Let $\Omega$ be an open set in $\mathbb{R}^n$ and $K\subset\Omega$ be a compact subset. Assume $\{f_i\}$ is a sequence of solutions of the equation $\Delta f_i=0$ on $\Omega$, with $\|f_i\|_{L^2(\Omega)}\leq C$ for some constant number $C$ independent of $i$.
Question: does the inequality $$ \|f_i\|_{L^{\infty}(K)}\leq \lambda $$ hold for some constant number $\lambda$? (Of coursewe have that $\|f_i\|_{L^{\infty}(K)}=\max_{K}|f_i(x)|$ due to the continuity of $f_i$)
Since $K$ is compact, there is $\delta >0$ so that for all $y\in K$, the ball $B_y(\delta)$ lies in $U$.

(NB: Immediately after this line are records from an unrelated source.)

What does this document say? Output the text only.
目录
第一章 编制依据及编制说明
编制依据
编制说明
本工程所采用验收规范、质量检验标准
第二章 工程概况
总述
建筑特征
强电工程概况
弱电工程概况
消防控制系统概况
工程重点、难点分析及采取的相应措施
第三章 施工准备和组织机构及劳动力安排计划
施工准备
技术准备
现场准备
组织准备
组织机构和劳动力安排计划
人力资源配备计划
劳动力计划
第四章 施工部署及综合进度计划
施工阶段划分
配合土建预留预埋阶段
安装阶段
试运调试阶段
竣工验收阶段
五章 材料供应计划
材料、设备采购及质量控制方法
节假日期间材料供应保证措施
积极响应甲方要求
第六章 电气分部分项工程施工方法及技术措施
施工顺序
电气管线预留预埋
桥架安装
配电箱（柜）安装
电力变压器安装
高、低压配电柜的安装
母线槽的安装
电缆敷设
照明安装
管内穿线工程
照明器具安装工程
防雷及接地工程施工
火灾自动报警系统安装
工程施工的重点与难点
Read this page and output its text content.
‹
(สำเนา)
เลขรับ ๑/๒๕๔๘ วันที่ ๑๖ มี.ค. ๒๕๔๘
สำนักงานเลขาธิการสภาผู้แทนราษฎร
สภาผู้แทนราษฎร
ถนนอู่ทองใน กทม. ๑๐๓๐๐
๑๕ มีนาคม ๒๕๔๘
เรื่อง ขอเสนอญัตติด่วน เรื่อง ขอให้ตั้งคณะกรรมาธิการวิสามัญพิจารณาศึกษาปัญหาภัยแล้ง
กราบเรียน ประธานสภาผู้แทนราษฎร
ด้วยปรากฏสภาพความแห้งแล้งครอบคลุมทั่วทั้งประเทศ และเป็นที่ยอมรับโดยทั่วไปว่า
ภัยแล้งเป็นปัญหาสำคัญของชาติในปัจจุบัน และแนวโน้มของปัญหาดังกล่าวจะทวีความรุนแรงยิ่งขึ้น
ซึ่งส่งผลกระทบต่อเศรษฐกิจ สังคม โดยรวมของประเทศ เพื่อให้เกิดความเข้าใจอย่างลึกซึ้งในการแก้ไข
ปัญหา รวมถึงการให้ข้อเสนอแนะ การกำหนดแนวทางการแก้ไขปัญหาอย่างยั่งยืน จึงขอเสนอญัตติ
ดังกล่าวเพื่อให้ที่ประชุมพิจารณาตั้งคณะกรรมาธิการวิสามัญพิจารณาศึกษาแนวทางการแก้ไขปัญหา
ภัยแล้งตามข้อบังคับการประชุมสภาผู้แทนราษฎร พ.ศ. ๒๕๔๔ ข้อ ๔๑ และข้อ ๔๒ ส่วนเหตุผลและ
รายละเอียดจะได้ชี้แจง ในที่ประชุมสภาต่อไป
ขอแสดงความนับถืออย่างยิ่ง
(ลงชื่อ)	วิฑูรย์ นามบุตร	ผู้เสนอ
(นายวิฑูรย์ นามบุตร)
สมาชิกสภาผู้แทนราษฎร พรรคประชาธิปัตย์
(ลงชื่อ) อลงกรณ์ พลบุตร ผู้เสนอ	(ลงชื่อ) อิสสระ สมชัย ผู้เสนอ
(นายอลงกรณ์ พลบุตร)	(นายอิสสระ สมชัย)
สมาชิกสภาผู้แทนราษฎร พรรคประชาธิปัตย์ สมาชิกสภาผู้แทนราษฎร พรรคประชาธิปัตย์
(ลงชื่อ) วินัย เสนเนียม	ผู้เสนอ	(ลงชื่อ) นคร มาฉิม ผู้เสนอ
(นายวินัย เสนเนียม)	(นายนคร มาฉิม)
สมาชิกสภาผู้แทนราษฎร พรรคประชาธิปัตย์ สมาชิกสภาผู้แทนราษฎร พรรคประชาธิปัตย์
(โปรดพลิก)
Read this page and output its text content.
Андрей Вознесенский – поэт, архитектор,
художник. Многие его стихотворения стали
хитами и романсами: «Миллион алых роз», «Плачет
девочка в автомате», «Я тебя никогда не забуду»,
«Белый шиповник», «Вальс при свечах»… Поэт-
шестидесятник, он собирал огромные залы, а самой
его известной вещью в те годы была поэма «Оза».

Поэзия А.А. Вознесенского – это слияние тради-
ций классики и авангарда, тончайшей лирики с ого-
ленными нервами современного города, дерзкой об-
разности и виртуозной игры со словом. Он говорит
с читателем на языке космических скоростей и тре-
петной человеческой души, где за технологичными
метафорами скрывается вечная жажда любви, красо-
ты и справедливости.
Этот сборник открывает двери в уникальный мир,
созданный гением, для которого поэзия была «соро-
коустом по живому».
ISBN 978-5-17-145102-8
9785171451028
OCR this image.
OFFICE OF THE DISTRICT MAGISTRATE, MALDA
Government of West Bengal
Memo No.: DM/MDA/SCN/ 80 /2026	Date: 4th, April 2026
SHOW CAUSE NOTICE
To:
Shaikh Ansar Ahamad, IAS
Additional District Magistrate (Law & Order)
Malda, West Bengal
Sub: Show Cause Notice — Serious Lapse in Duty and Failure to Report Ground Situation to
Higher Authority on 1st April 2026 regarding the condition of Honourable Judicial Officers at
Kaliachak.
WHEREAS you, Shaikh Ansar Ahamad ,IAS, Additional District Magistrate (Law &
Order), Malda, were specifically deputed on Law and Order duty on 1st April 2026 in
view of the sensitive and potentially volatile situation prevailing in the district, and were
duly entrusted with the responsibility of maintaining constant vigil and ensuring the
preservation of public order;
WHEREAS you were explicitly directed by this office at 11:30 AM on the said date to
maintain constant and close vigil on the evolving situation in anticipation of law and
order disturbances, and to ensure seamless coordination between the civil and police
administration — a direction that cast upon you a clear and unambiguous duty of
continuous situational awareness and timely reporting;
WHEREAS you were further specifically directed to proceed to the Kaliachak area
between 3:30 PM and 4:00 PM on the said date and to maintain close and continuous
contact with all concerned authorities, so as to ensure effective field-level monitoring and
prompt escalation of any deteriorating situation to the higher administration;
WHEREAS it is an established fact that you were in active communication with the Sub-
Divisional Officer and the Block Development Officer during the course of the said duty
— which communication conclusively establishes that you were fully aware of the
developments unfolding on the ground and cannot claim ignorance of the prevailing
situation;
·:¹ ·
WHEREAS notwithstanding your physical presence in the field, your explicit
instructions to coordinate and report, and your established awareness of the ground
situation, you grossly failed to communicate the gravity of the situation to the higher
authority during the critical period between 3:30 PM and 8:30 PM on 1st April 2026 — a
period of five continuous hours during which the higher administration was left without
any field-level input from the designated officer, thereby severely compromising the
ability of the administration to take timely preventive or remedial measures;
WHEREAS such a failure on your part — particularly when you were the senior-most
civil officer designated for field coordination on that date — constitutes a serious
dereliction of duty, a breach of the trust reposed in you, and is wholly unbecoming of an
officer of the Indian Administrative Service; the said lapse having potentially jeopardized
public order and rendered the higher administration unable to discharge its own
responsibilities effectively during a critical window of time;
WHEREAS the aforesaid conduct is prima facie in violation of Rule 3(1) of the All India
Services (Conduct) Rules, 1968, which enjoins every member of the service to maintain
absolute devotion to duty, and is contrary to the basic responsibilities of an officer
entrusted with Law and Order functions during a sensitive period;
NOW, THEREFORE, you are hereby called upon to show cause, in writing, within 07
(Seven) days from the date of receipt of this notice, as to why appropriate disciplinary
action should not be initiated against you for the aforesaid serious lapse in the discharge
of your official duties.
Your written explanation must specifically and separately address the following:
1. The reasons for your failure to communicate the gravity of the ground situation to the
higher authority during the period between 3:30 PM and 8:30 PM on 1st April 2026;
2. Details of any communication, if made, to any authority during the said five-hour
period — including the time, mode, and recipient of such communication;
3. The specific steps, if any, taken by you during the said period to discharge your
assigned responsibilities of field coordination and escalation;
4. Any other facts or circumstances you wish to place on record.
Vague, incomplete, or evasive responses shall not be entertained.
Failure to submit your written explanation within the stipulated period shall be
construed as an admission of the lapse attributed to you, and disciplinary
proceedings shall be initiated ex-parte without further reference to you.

Let $u$ be a harmonic functions on $\Omega$. For each $x\in K$, by the mean value property for harmonic functions,
$$ u(x) = \frac{1}{|B_x(\delta)|} \int_{B_x(\delta)} u(y) dy$$
Thus by Cauchy-Schwarz,
\begin{align} |u(x)| &\le \frac{1}{|B_x(\delta)|} \int_{B_x(\delta)} |u(y)| dy \\ &\le \frac{1}{|B_x(\delta)|} \|u\|_{L^2(B_x(\delta))} \| 1\|_{L^2(B_x(\delta))} \\ &\le \frac{1}{\sqrt{|B_x(\delta)|}} \|u\|_{L^2(\Omega)}. \end{align}
Thus $$\sup |u| \le \frac{1}{\sqrt{\omega_n}\delta^{n/2}} \| u\|_{L^2(\Omega)}, $$
here $\omega_n$ is the volumn of $B_0(1)$.